新たな事業の柱を生み出し、育てる場にしたい
当社は統合業務システム、CRM、SFA、受注管理システム、在庫管理システムなどの改善・効率化支援サービスなどを受託開発によって提供するシステムインテグレーターです。AWSパートナーではありますが、これまでパッケージソフトなどを販売した実績はありません。
技術担当執行役員
小田原 貴樹氏
当社を取り巻くビジネス環境を見ると、受託開発だけでは厳しさが増すことが予想されます。自社開発を含め、事業のポートフォリオを広げる必要があり、その一つとしてSaaSプロダクトの開発・販売を検討しました。当社には、自社で利用していたプロジェクト管理ツールがあったので、まずはこれをSaaSプロダクトとして製品化しようと考えました。
これをパッケージソフトで販売しようとすると製造原価など大きなリスクが生じますが、クラウドを利用すれば、「まず、売ってみる」といったことも容易にできます。さらに本格的に販売することになった時にも、その後のバージョンアップなどの対応を柔軟に行えます。
今後については、プロジェクト管理ツールに次ぐ新商品として、AI(人工知能)を活用したOCRソフトウエアの販売を予定しています。「Amazon SaaSストア」で商品を販売するためには、弊社システムとのデータ連携を行う必要がありますが、そのような技術的なことについても細かく対応してくれるのは助かります。
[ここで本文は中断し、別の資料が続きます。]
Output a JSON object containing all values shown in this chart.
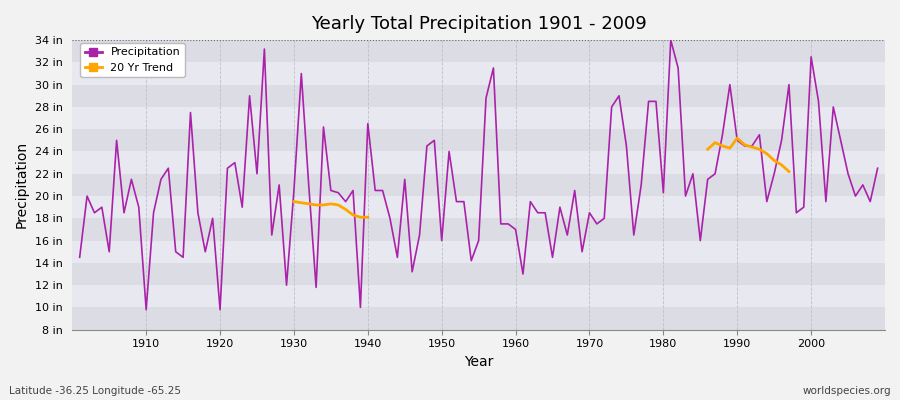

このほか、AWSのパートナーには、AIやIoT(モノのインターネット)などさまざまなテクノロジーを持つ企業がそろっているので、これらの企業とのコラボレーションによりシナジーを発揮できるのではないかと期待しています。
「Amazon SaaSストア」を利用して、リスクを抑えながら、当社の新規事業の柱を生み出し、 大きく育てていきたいと考えています。